Latency varies by language, model, and network conditions. Values below are typical ranges.
Quick comparison
| Mode | How it works | Typical latency | Best for | Voice options |
|---|---|---|---|---|
| Pipeline | Speech-to-Text → LLM → Text-to-Speech | ~800–1500 ms | Complex reasoning, dynamic prompts, multi-sentence replies | All library voices, including custom-cloned |
| Speech-to-Speech (Multimodal) | Direct speech-to-speech generation (no intermediate text) | ~300–600 ms | Snappy back-and-forth, short and reactive replies | Limited set; expanding over time |
1. Pipeline
- Label in UI: Pipeline
- How it works: Speech-to-Text → LLM → Text-to-Speech
- Latency: ~800 – 1500 ms (depends on language & model)

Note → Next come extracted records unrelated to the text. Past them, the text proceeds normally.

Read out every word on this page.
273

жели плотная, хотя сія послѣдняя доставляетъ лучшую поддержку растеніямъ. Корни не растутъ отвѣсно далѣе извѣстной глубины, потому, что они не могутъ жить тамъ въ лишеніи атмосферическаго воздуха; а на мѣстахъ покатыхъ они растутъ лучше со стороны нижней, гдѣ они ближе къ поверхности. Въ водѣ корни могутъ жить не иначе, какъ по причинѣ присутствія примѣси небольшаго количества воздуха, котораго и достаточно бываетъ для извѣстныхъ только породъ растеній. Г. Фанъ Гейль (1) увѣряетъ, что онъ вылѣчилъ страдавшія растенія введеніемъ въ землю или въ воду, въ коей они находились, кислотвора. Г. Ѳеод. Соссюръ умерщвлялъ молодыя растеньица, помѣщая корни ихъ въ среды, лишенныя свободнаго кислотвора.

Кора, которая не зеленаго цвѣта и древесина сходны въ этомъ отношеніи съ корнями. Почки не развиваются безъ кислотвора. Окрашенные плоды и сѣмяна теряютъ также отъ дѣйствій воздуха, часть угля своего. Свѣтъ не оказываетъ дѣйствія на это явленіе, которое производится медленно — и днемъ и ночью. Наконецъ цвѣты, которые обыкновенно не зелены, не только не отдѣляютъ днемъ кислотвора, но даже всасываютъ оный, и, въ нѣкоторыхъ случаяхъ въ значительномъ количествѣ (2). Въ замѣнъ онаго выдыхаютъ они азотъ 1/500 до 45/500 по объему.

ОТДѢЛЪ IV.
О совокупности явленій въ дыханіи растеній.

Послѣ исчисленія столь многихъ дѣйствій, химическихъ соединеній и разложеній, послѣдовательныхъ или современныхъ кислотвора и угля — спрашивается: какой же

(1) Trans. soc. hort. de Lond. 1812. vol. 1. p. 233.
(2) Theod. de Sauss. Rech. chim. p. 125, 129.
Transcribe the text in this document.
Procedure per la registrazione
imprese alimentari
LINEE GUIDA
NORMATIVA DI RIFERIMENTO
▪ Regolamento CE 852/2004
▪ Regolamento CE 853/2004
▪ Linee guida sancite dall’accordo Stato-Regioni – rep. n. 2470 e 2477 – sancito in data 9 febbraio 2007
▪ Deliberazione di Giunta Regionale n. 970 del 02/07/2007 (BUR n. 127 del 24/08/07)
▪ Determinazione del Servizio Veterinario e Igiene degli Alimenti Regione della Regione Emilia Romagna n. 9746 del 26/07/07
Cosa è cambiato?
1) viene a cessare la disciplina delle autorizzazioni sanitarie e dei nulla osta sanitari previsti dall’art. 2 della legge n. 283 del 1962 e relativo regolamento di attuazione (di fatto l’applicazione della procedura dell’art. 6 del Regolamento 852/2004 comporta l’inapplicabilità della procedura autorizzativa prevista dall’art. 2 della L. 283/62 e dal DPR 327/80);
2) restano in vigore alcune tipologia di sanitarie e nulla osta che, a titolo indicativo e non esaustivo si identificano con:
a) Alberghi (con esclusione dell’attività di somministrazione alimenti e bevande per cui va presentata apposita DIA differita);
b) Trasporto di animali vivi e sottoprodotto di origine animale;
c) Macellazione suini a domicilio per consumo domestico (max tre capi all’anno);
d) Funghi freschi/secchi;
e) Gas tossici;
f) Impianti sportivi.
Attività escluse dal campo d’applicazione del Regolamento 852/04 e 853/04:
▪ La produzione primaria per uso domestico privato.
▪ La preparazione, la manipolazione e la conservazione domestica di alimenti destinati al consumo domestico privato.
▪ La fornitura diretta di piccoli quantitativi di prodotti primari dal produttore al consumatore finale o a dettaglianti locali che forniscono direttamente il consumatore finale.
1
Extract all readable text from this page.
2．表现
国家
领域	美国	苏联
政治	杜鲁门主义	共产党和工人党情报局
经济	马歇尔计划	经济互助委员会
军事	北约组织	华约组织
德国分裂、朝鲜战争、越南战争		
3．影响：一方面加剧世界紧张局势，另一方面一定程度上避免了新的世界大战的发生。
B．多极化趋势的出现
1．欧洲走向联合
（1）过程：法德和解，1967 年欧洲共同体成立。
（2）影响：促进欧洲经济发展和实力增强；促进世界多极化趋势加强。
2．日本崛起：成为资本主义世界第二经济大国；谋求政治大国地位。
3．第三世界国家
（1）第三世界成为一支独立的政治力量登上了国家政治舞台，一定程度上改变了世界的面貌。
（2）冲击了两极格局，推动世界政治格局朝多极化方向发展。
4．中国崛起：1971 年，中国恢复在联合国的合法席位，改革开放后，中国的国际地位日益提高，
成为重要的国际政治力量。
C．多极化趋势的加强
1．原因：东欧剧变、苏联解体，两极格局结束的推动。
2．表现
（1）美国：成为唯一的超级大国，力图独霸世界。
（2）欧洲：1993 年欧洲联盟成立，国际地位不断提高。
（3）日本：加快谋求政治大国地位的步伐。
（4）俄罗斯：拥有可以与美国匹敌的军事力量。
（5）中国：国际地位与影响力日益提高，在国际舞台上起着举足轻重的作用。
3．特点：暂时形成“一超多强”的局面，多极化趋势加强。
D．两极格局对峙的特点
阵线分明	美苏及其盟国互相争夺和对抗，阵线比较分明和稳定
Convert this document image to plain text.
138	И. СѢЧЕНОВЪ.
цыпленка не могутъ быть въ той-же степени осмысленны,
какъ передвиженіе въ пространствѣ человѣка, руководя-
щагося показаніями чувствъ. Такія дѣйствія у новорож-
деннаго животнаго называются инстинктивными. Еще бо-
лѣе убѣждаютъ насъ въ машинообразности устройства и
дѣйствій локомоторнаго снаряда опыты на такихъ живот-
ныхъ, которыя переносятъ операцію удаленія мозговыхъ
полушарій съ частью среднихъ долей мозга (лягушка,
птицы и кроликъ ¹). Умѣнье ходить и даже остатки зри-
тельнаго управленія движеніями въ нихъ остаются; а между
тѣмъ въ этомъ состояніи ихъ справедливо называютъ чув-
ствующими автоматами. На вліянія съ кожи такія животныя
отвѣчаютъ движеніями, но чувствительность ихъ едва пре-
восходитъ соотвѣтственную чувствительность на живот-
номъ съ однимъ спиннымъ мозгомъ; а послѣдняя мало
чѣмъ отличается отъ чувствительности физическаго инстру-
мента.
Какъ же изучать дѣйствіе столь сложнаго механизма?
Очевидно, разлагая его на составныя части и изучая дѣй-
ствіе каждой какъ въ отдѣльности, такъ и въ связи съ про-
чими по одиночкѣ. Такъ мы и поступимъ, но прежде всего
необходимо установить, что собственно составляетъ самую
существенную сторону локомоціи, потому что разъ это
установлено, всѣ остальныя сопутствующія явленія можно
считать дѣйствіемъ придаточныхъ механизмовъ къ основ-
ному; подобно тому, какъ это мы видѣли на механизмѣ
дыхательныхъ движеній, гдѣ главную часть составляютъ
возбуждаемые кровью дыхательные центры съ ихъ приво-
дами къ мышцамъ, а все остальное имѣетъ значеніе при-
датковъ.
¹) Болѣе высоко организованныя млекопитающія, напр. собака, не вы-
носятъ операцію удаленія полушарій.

- Best for: Complex reasoning, dynamic prompts, multi-sentence replies
- Supports all voices in the library (including custom-cloned voices).
- Handles long-form answers or paragraph-style responses well.
- Allows the LLM to inject variables and reference earlier context cleanly.
When to choose Pipeline
- You need rich, multi-sentence answers (e.g., support queries, detailed explanations).
- The assistant must reason over structured data or complex prompts.
- You prefer absolute control of the spoken voice (clone or brand voice).
2. Speech-to-Speech (Multimodal)
- Label in UI: Speech-to-speech
- How it works: Direct speech-to-speech generation (no intermediate text)
- Latency: ~300 – 600 ms (ultra low)
- Best for: Natural back-and-forth, short & reactive replies
- Fast turn-taking – callers experience near-instant responses.
- Generates more expressive prosody natively (intonation, fillers).
- Currently supports a limited voice set, but more are added regularly.
When to choose Speech-to-Speech
- The conversation needs to feel snappy (sales, booking confirmations).
- Your replies are generally short sentences or quick acknowledgements.
- You’re okay with the system-provided voice options for faster interaction.
Switching modes
Test both modes and pick the best balance of speed and quality for your use case.1
Open assistant settings
Go to Assistant → Settings → Voice Engine for the specific assistant.
2
Select a mode
Choose Pipeline or Speech-to-speech based on conversation style and latency needs.
3
Choose a voice (if using Pipeline)
Select a built-in voice or a custom-cloned voice. See: Voice Selection & Voice Cloning.
4
Place a quick test call
Record two short calls—one per mode—covering your most common scenarios.
Confirm acceptable latency, turn-taking, and tone consistency.
5
Decide and roll out
Pick the mode that best fits your flow and keep monitoring call recordings for quality.